Diversity and Evolutionary History of the Symbiontida (Euglenozoa)

Abstract

Several lineages of euglenozoans are enveloped with epibiotic bacteria and live in low oxygen and anoxic marine sediments, such as Bihospites bacati and Calkinsia aureus. A combination of shared ultrastructural traits and molecular phylogenetic inferences demonstrate that these lineages belong to a clade called the “Symbiontida”. Bihospites and Calkinsia possess all of the synapomorphies for the Euglenozoa plus several novel traits. Bihospites has a distinctive cell surface organization reminiscent of the pellicle strips in euglenids, a robust C-shaped feeding apparatus that encircles the nucleus, and a diverse community of epibiotic bacteria.
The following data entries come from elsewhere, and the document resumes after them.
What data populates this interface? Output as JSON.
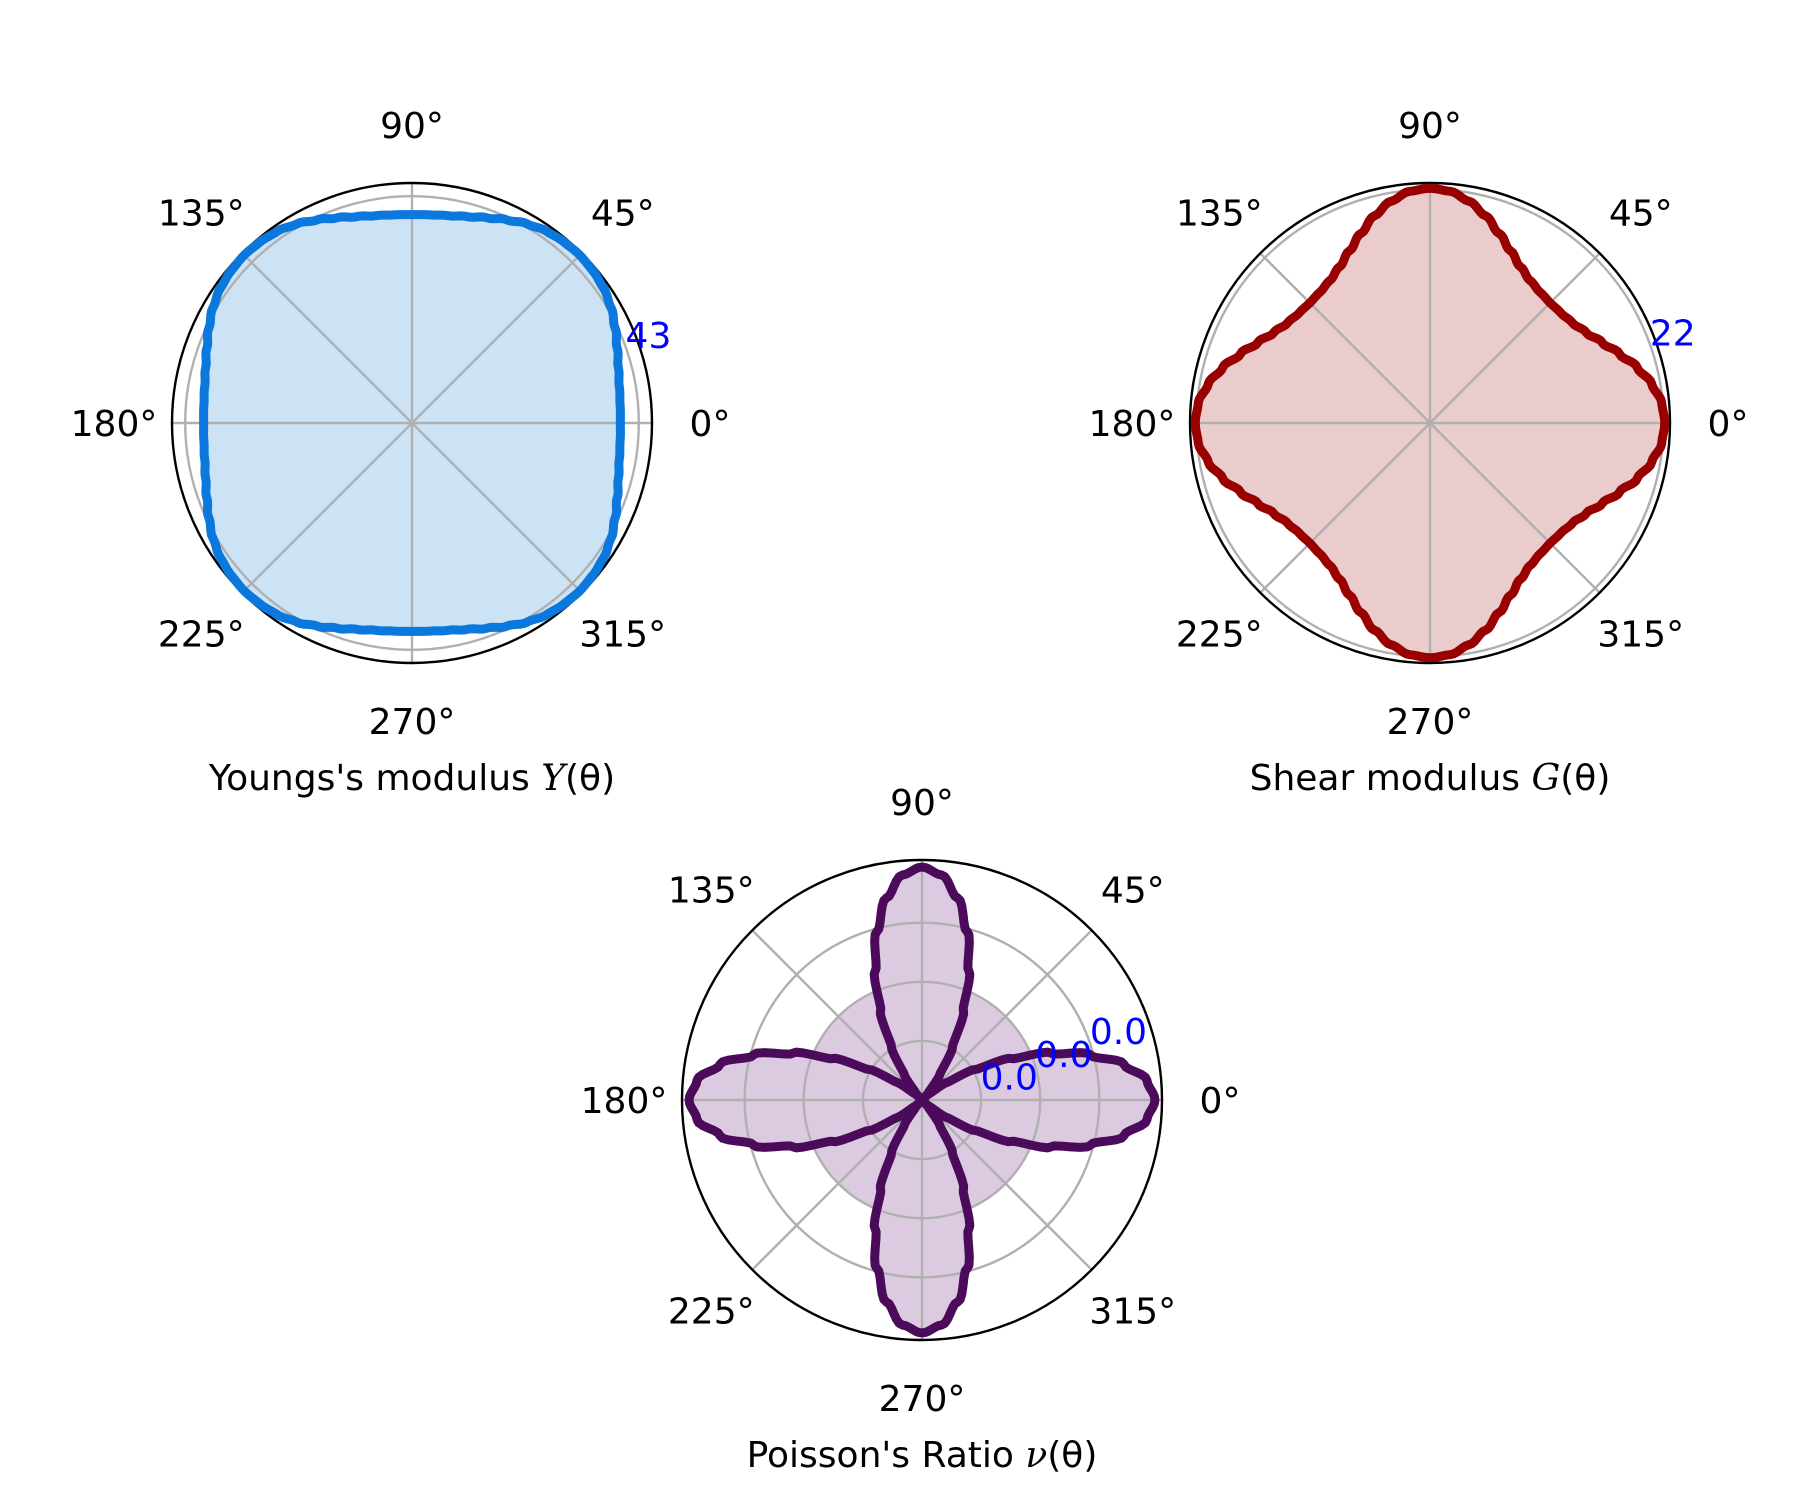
{
  "chart_data": [
    {
      "id": "youngs",
      "type": "polar",
      "xlabel_prefix": "Youngs's modulus ",
      "xlabel_symbol": "Y",
      "xlabel_suffix": "(θ)",
      "theta_ticks": [
        "0°",
        "45°",
        "90°",
        "135°",
        "180°",
        "225°",
        "270°",
        "315°"
      ],
      "r_tick_labels": [
        "43"
      ],
      "r_tick_values": [
        43
      ],
      "rmax": 45.5,
      "grid": true,
      "line_color": "#0a78dc",
      "fill_color": "#cce3f6",
      "series": {
        "theta_deg": [
          0,
          5,
          10,
          15,
          20,
          25,
          30,
          35,
          40,
          45,
          50,
          55,
          60,
          65,
          70,
          75,
          80,
          85,
          90
        ],
        "r": [
          39.5,
          39.6,
          39.9,
          40.5,
          41.4,
          42.5,
          43.6,
          44.4,
          44.8,
          45.0,
          44.8,
          44.4,
          43.6,
          42.5,
          41.4,
          40.5,
          39.9,
          39.6,
          39.5
        ]
      },
      "symmetry": "fourfold"
    },
    {
      "id": "shear",
      "type": "polar",
      "xlabel_prefix": "Shear modulus ",
      "xlabel_symbol": "G",
      "xlabel_suffix": "(θ)",
      "theta_ticks": [
        "0°",
        "45°",
        "90°",
        "135°",
        "180°",
        "225°",
        "270°",
        "315°"
      ],
      "r_tick_labels": [
        "22"
      ],
      "r_tick_values": [
        22
      ],
      "rmax": 22.6,
      "grid": true,
      "line_color": "#990000",
      "fill_color": "#ebcccc",
      "series": {
        "theta_deg": [
          0,
          5,
          10,
          15,
          20,
          25,
          30,
          35,
          40,
          45,
          50,
          55,
          60,
          65,
          70,
          75,
          80,
          85,
          90
        ],
        "r": [
          22.1,
          21.9,
          21.2,
          20.2,
          19.0,
          17.9,
          17.0,
          16.4,
          16.1,
          16.0,
          16.1,
          16.4,
          17.0,
          17.9,
          19.0,
          20.2,
          21.2,
          21.9,
          22.1
        ]
      },
      "symmetry": "fourfold"
    },
    {
      "id": "poisson",
      "type": "polar",
      "xlabel_prefix": "Poisson's Ratio ",
      "xlabel_symbol": "ν",
      "xlabel_suffix": "(θ)",
      "theta_ticks": [
        "0°",
        "45°",
        "90°",
        "135°",
        "180°",
        "225°",
        "270°",
        "315°"
      ],
      "r_tick_labels": [
        "0.0",
        "0.0",
        "0.0"
      ],
      "r_tick_values": [
        0.01,
        0.02,
        0.03
      ],
      "rmax": 0.0406,
      "grid": true,
      "line_color": "#4b0a5a",
      "fill_color": "#dccbe0",
      "inner_fill_value": 0.02,
      "series": {
        "theta_deg": [
          0,
          5,
          10,
          15,
          20,
          25,
          30,
          35,
          40,
          45,
          50,
          55,
          60,
          65,
          70,
          75,
          80,
          85,
          90
        ],
        "r": [
          0.0394,
          0.0382,
          0.0347,
          0.0295,
          0.0232,
          0.0166,
          0.0103,
          0.0052,
          0.0018,
          0.0006,
          0.0018,
          0.0052,
          0.0103,
          0.0166,
          0.0232,
          0.0295,
          0.0347,
          0.0382,
          0.0394
        ]
      },
      "symmetry": "fourfold"
    }
  ]
}
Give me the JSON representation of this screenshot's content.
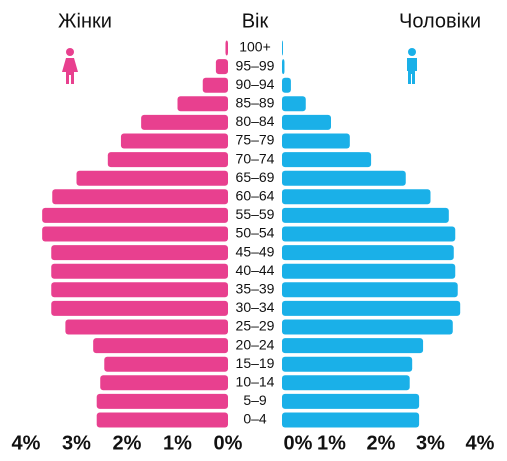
{
  "chart_data": {
    "type": "pyramid",
    "y_label": "Вік",
    "categories": [
      "100+",
      "95–99",
      "90–94",
      "85–89",
      "80–84",
      "75–79",
      "70–74",
      "65–69",
      "60–64",
      "55–59",
      "50–54",
      "45–49",
      "40–44",
      "35–39",
      "30–34",
      "25–29",
      "20–24",
      "15–19",
      "10–14",
      "5–9",
      "0–4"
    ],
    "series": [
      {
        "name": "Жінки",
        "color": "#e8408f",
        "values": [
          0.05,
          0.24,
          0.5,
          1.0,
          1.72,
          2.12,
          2.38,
          3.0,
          3.48,
          3.68,
          3.68,
          3.5,
          3.5,
          3.5,
          3.5,
          3.22,
          2.67,
          2.45,
          2.53,
          2.6,
          2.6
        ]
      },
      {
        "name": "Чоловіки",
        "color": "#1ab0e8",
        "values": [
          0.02,
          0.05,
          0.18,
          0.48,
          0.99,
          1.37,
          1.8,
          2.5,
          3.0,
          3.37,
          3.5,
          3.47,
          3.5,
          3.55,
          3.6,
          3.45,
          2.85,
          2.63,
          2.58,
          2.77,
          2.77
        ]
      }
    ],
    "xlim": [
      0,
      4
    ],
    "xticks": [
      {
        "value": 0,
        "label": "0%"
      },
      {
        "value": 1,
        "label": "1%"
      },
      {
        "value": 2,
        "label": "2%"
      },
      {
        "value": 3,
        "label": "3%"
      },
      {
        "value": 4,
        "label": "4%"
      }
    ]
  }
}
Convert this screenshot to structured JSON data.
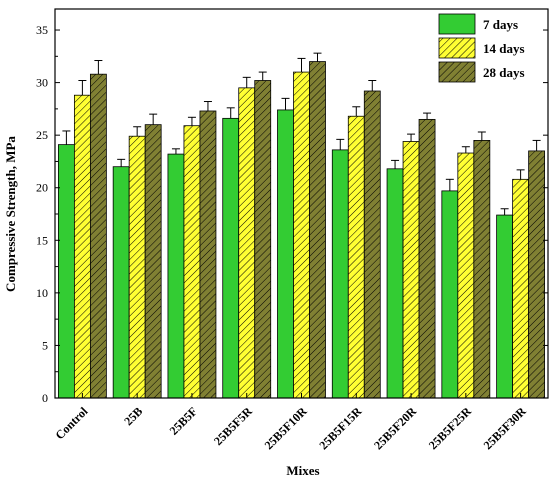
{
  "chart_data": {
    "type": "bar",
    "title": "",
    "xlabel": "Mixes",
    "ylabel": "Compressive Strength, MPa",
    "ylim": [
      0,
      37
    ],
    "yticks": [
      0,
      5,
      10,
      15,
      20,
      25,
      30,
      35
    ],
    "categories": [
      "Control",
      "25B",
      "25B5F",
      "25B5F5R",
      "25B5F10R",
      "25B5F15R",
      "25B5F20R",
      "25B5F25R",
      "25B5F30R"
    ],
    "series": [
      {
        "name": "7 days",
        "color": "#33cc33",
        "pattern": "none",
        "values": [
          24.1,
          22.0,
          23.2,
          26.6,
          27.4,
          23.6,
          21.8,
          19.7,
          17.4
        ],
        "errors": [
          1.3,
          0.7,
          0.5,
          1.0,
          1.1,
          1.0,
          0.8,
          1.1,
          0.6
        ]
      },
      {
        "name": "14 days",
        "color": "#ffff33",
        "pattern": "hatch",
        "values": [
          28.8,
          24.9,
          25.9,
          29.5,
          31.0,
          26.8,
          24.4,
          23.3,
          20.8
        ],
        "errors": [
          1.4,
          0.9,
          0.8,
          1.0,
          1.3,
          0.9,
          0.7,
          0.6,
          0.9
        ]
      },
      {
        "name": "28 days",
        "color": "#808033",
        "pattern": "hatch",
        "values": [
          30.8,
          26.0,
          27.3,
          30.2,
          32.0,
          29.2,
          26.5,
          24.5,
          23.5
        ],
        "errors": [
          1.3,
          1.0,
          0.9,
          0.8,
          0.8,
          1.0,
          0.6,
          0.8,
          1.0
        ]
      }
    ],
    "grid": false,
    "legend_position": "top-right"
  }
}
Calkinsia has a novel “extrusomal pocket” and a thick (orange) extracellular matrix beneath a uniform layer of epibiotic bacteria. Despite the absence of molecular phylogenetic data, similar ultrastructural traits in Postgaardi mariagerensis and its epibiotic bacteria strongly suggest that this species is also a member of the Symbiontida. Molecular phylogenetic trees inferred from small subunit (SSU) ribosomal DNA sequences have shown that Bihospites and Calkinsia group strongly with a diverse set of environmental DNA sequences (eDNA) generated from low-oxygen marine samples collected at different depths from different locations around the world. These data demonstrate a diverse array of symbiontids that have yet to be characterized at the genomic, cellular, and behavior levels, which underscores how poorly we currently understand the biology and ecology of the group. Moreover, current data suggest that the communities of epibiotic bacteria associated with Bihospites, Calkinsia and Postgaardi co-evolved with their hosts and are metabolically integrated with modified mitochondria positioned immediately beneath the host’s plasma membrane. No symbiontid species has ever been cultivated, so improved knowledge about these eukaryotic organisms and their intimate relationships with bacteria in low oxygen environments will likely be achieved using culture-independent approaches, such as isolated-cell metagenomics.